JOOST VANDEBRUG | Bruce Lee and the Outlaw

by Sam Bashaw

Don’t let the title deceive you. The Chinese-American actor, martial artist, and director from the 70s has nothing to do with Joost Vandebrug’s new documentary — “Bruce Lee & The Outlaw.” Instead, Bruce Lee appears as an underground dictator in the tunnels of Bucharest, Romania, a far cry from former Hollywood-guilded Bruce Lee. Vandebrug is the new indie videographer on the block, who’s passion project won the Cinephile Award for Best World Documentary at the Busan International Film Festival.

Read how this unique story of tragedy and hope came to life from the director himself and check out the trailer below.

As a Dutch photographer and film director based in London, how in the world did you find the secretive story of Nicu and Bruce Lee in Bucharest, Romania?

I traveled to Eastern Europe for inspiration. I love it there. So although I knew about the situation in Bucharest with the people that live in the tunnels, I wasn’t specifically looking for them. 

I was shooting portraits of people that I met around the North train station in Bucharest when I was introduced to a young homeless boy named Costel. I shot his portrait and found him again the next day at the same spot. I made a habit of always printing the photos I shoot the day before to give back to the people I had met, so I did the same to Costel. It was after a week of portraits and prints that Costel asked me if I wanted to see where he lived. This was when I went into the tunnels for the first time.

It must have been around Christmas-time because I remember the decoration in the tunnels. It was so unexpectedly homey inside, you would never have guessed from the outside. It was full of people hiding from the cold and warming themselves on the hot water pipes that run like two big arteries through the tunnels. In the back was Bruce Lee, the leader of the tunnels. He must have known I was coming because he invited me down and showed me around. From the 'kitchen' area to the place where they wash and sleep, and he showed me how he stole the electricity from the billboards outside so they could have music, lights and even a TV down there. I mean, it was still quite dirty, extremely hot and everyone was on drugs with needles everywhere, so I wasn’t massively comfortable that first time, but I could see that Bruce Lee really did try to make the best of it.

What was your initial reaction to the Bucharest Underworld and Nicu and Bruce Lee and what was their reaction to you? How did that change over the six years you shot the film?

I think that Bruce loved the attention, he loved to show all his crazy inventions. For example, how to get fresh air through holes and fans mounted in the walls. I was the first photographer to get down there. Maybe after a year or so, the local news caught on to Bruce’s story and he was interviewed lots of times, but never inside the tunnels, always on the streets and once even in a TV studio. By then also foreign news-crews came to check him out. Bruce even made it on to the New York Times. But all of those news reports stayed on the surface of the story and I actually used quite a lot of those sensational news clips in my film, to show how the outside world was responding to Bruce Lee and the tunnel people.

It was thanks to Bruce that I could always come back and be safe inside the tunnels as well as outside. It took a few years before it became clear that this film was going to be the story of Nicu, though. He was 12 when I met him and the film finished on his 18th birthday party. Six very important years in anybody's life, just imagine the life of a street kid, living with his adoptive dad in the tunnels under Bucharest.
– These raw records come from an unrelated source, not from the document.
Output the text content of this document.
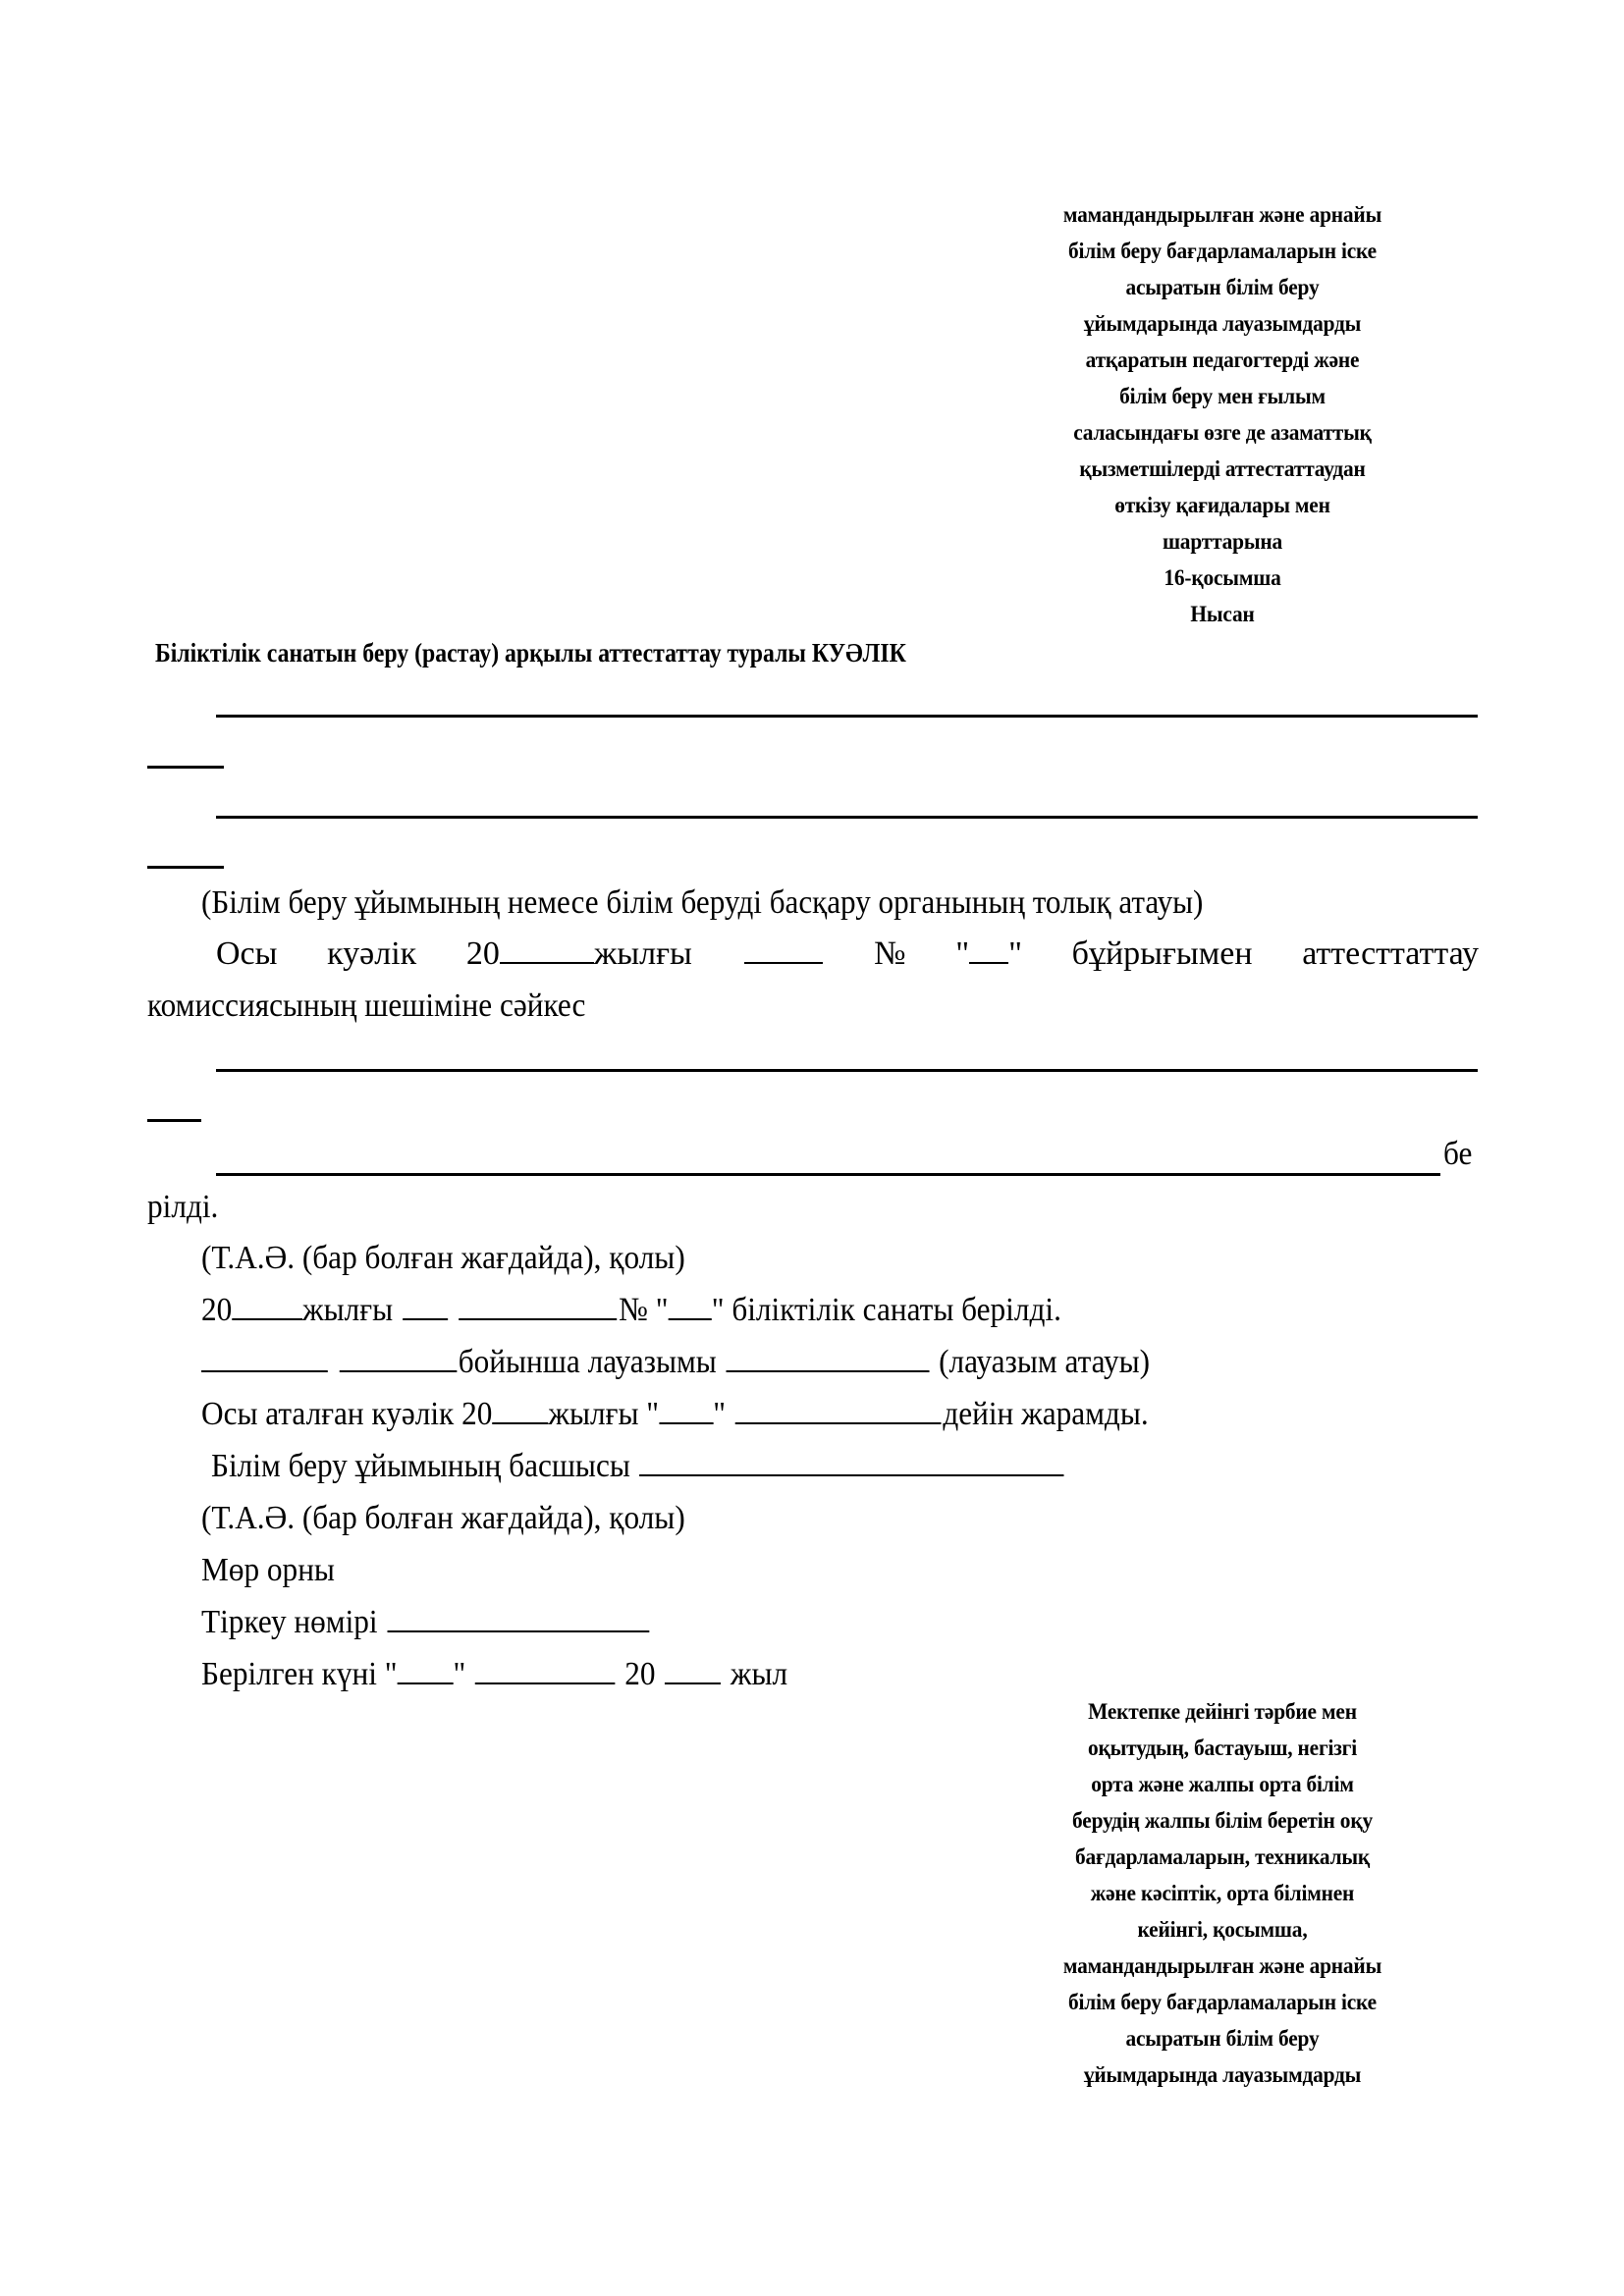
мамандандырылған және арнайы
білім беру бағдарламаларын іске
асыратын білім беру
ұйымдарында лауазымдарды
атқаратын педагогтерді және
білім беру мен ғылым
саласындағы өзге де азаматтық
қызметшілерді аттестаттаудан
өткізу қағидалары мен
шарттарына
16-қосымша
Нысан
Біліктілік санатын беру (растау) арқылы аттестаттау туралы КУӘЛІК
(Білім беру ұйымының немесе білім беруді басқару органының толық атауы)
Осы куәлік 20	жылғы	№ " " бұйрығымен аттесттаттау
комиссиясының шешіміне сәйкес
бе
рілді.
(Т.А.Ә. (бар болған жағдайда), қолы)
20 жылғы	№ " " біліктілік санаты берілді.
бойынша лауазымы	(лауазым атауы)
Осы аталған куәлік 20 жылғы " "	дейін жарамды.
Білім беру ұйымының басшысы
(Т.А.Ә. (бар болған жағдайда), қолы)
Мөр орны
Тіркеу нөмірі
Берілген күні " "	20 жыл
Мектепке дейінгі тәрбие мен
оқытудың, бастауыш, негізгі
орта және жалпы орта білім
берудің жалпы білім беретін оқу
бағдарламаларын, техникалық
және кәсіптік, орта білімнен
кейінгі, қосымша,
мамандандырылған және арнайы
білім беру бағдарламаларын іске
асыратын білім беру
ұйымдарында лауазымдарды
I still go back now, 2 years after I shot the last scene. They don't live in the tunnels anymore, Bruce is arrested for drug trafficking and Nicu.…Well, I think people should just watch the film! 

How has the film changed you as an artist and director?

It has had a deep effect on me. I started this project as an observer, a 'fly on the wall' as they say. This changed completely when I came back to Bucharest after a few weeks and found Nicu in the tunnels very, very ill looking. This was when I put the camera down and took him to Raluca, a social worker who I knew for some time by then. Together with her, we took Nicu to the hospital and I stayed with Nicu for the first two weeks. He was diagnosed with AIDS, TBC and I was told he only had a few weeks left, at the most. Miraculously, he bounced back. This has changed me completely as a person, and unintentionally, it also altered my position as a film director, because if I was to continue the film, I had to accept that I was now part of the story.

Once things started to quiet down and I started sharing video clips with Nicu and Raluca and the other boys, I got their full support to make all the material I had shot over the years, into a film. And by that time Nicu and his friends had come of age, so it was very special to watch the footage with them as adults and to hear their thoughts. I am using some of Nicu's responses to watching himself in the footage for the first time as a voice-over in the film.

What is the biggest thing you want the audience to take away from this project?

This film is about a young boy trying to grow up in a very dangerous and strange place. But Nicu doesn’t know any better. He loves his adoptive tunnel-family and he continues to be funny, witty, and even polite. I hope people will see that all the people in these tunnels, including Bruce Lee, were once a little Nicu.

One word that describes "Bruce Lee and the Outlaw.”

I told the film editor, Katy Bryer, to try and lay this story out as an 'adventure'. This is also how Nicu described his own life when I asked him.